RAG, GraphRAG, and the Power of Grounded Context
To build reliable, human-aligned AI support we needed a way to ground what the AI was seeing in fact. That’s where we saw the power of Retrieval-Augmented Generation (RAG). RAG allows an AI model to retrieve relevant context from an external source – like documentation, system metadata, or a knowledge base – before generating a response. It’s faster to implement and more flexible than fine-tuning, making it ideal for dynamic, domain-intensive environments like ours. Developers can update the knowledge base without retraining the model, keeping outputs current and grounded.
But RAG has its limits. When a question spans multiple systems or requires reasoning across disconnected pieces of information, traditional RAG, which is based on text similarity, starts to falter. That’s why we turned to GraphRAG, a more advanced approach that uses a knowledge graph to enhance LLM outputs.

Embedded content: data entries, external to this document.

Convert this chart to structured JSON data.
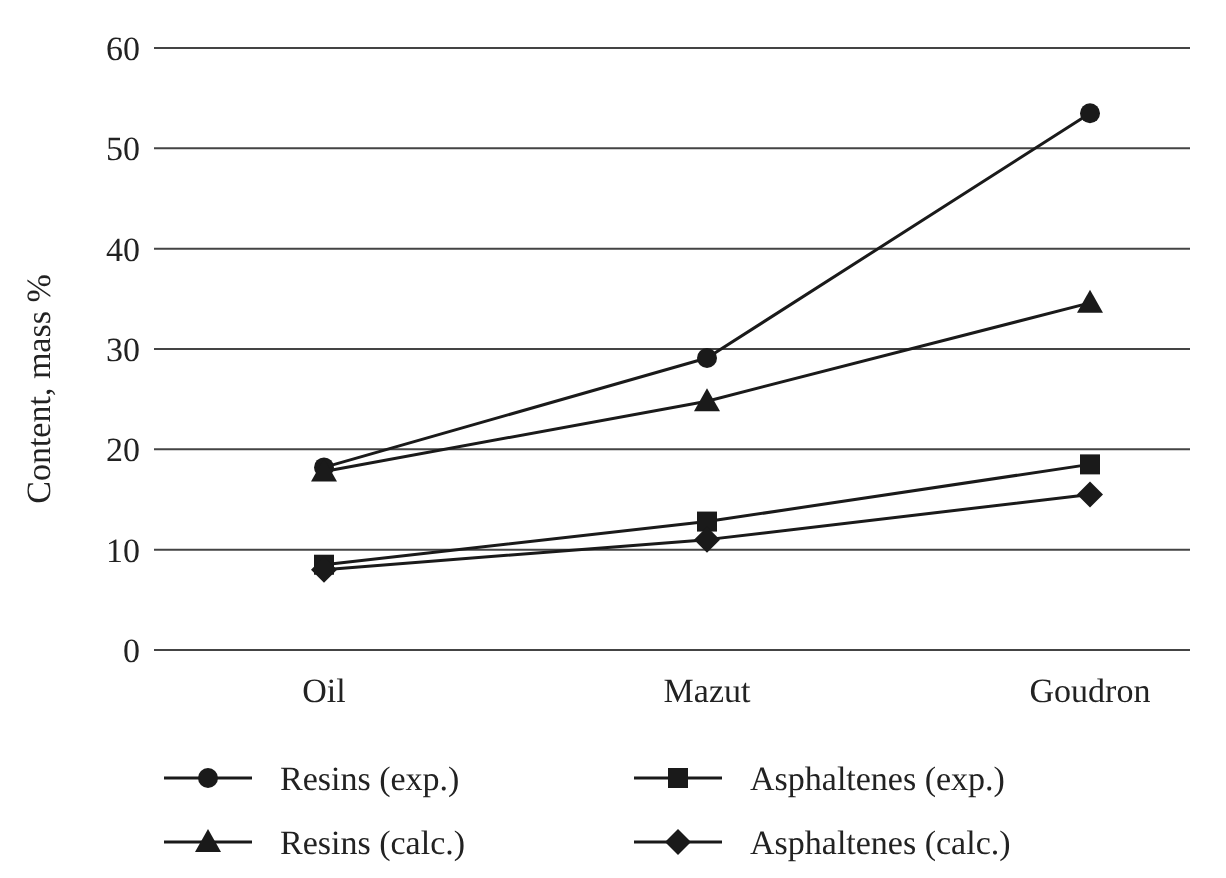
{
  "chart_data": {
    "type": "line",
    "ylabel": "Content, mass %",
    "categories": [
      "Oil",
      "Mazut",
      "Goudron"
    ],
    "ylim": [
      0,
      60
    ],
    "yticks": [
      0,
      10,
      20,
      30,
      40,
      50,
      60
    ],
    "grid": "y",
    "legend": "bottom",
    "series": [
      {
        "name": "Resins (exp.)",
        "color": "#1a1a1a",
        "marker": "circle",
        "values": [
          18.2,
          29.1,
          53.5
        ]
      },
      {
        "name": "Asphaltenes (exp.)",
        "color": "#1a1a1a",
        "marker": "square",
        "values": [
          8.5,
          12.8,
          18.5
        ]
      },
      {
        "name": "Resins (calc.)",
        "color": "#1a1a1a",
        "marker": "triangle",
        "values": [
          17.8,
          24.8,
          34.6
        ]
      },
      {
        "name": "Asphaltenes (calc.)",
        "color": "#1a1a1a",
        "marker": "diamond",
        "values": [
          8.0,
          11.0,
          15.5
        ]
      }
    ]
  }
}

A knowledge graph doesn’t just hold facts, it encodes relationships. It captures how components interact, where dependencies lie, and what could break if you change something. GraphRAG uses this structure to augment prompts at query time, giving the AI the relational context it needs to answer with precision. This is especially true in environments where accuracy is critical, and hallucinations are unacceptable.
As a real-world exercise, we looked at our SQL server estate. We wanted to build a system that we could use to gain valuable insight on how the system works.
To build it, we started by parsing all our database objects including tables, views, procedures, functions, etc. into abstract syntax trees (ASTs). Using Microsoft’s ScriptDOM, we extracted key facts and used them to construct the initial knowledge graph. We overlaid this with natural language descriptions to further explain what each element did, and added runtime statistics like execution frequency, CPU time, and read volumes.
The result was a rich, relational representation of our SQL estate, complete with contextual insights about how objects are consumed and how they interact. Then we surfaced this intelligence to developers through three core tools:
- A chatbot that lets users query the system in plain language
- A visualiser that renders a 3D map of dependencies and relationships
- A Cypher executor for advanced graph querying and analysis
What’s important to note is that most of the system’s value lies in the graph, not the model. The AI doesn’t need to know everything. It just needs to know where to look, and how to ask the right questions. That’s the power of grounding.
For us, GraphRAG wasn’t just a nice-to-have, it became essential. It helped us move from generic code assistance to something far more valuable: a system that understands what our code means, how it behaves, and what it impacts.
We’re not just writing code anymore. We’re curating it. We’re shaping the intentions behind it. Our developers now have tooling to gain further insight to become code reviewers, system designers, and transformation agents at an expert level across huge department spanning architectures. All from a simple interface allowing natural language inquiries That’s the real shift. The future isn’t about AI doing our jobs. It’s about reimagining what the job is.
The success of our code modernization program has little to do with algorithms and everything to do with attitude. We had to unlearn old habits, rethink our relationship with code, and embrace a culture of curiosity. We had to stop asking AI for answers and start giving it the right questions. The technology was the easy part. The people part, now that was the real breakthrough.